Dalam pertemuan itu Wako Hendri menyampaikan sejumlah usulan strategis untuk meningkatkan infrastruktur dan kapasitas layanan kesehatan di Kota Padang Panjang. Selain pengembangan RSUD sebagai rumah sakit rujukan regional, Pemko juga mengusulkan penguatan layanan unggulan Kanker, Jantung, Stroke, Uronefrologi, serta Kesehatan Ibu dan Anak (KJSU-KIA).
Pemko Padang Panjang turut mengusulkan pembangunan Laboratorium Kesehatan Masyarakat (Labkesmas), serta rehabilitasi dan penambahan ruangan pada UPTD Puskesmas Koto Katik.
Menurut Hendri, penguatan RSUD memiliki arti strategis bagi Padang Panjang mengingat posisi kota tersebut berada pada jalur penting di Sumatera Barat. Kondisi geografis itu juga menuntut kesiapsiagaan layanan kesehatan yang kuat, terutama dalam menghadapi potensi bencana maupun gangguan akses rujukan.
“Kami ingin RSUD Padang Panjang semakin kuat dan mampu menjadi bagian dari sistem rujukan regional, sekaligus siap memberikan pelayanan dalam kondisi kegawatdaruratan maupun bencana,” jelas Hendri.

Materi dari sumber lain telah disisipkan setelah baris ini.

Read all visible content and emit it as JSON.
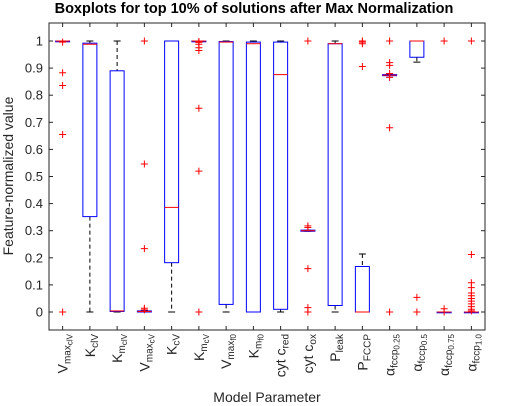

Pengembangan RSUD diharapkan tidak hanya meningkatkan mutu dan kapasitas pelayanan bagi masyarakat Padang Panjang, tetapi juga memperkuat peran kota sebagai bagian dari sistem pelayanan kesehatan bagi masyarakat di wilayah sekitarnya.
Sementara itu, pembangunan Labkesmas dinilai penting untuk memperkuat fungsi kesehatan masyarakat, terutama dalam mendukung deteksi dini, surveilans kesehatan, serta pemeriksaan kualitas air dan sanitasi.
Adapun rehabilitasi dan penambahan ruangan UPTD Puskesmas Koto Katik diarahkan untuk memenuhi kebutuhan ruang sekaligus meningkatkan kapasitas pelayanan kesehatan tingkat pertama.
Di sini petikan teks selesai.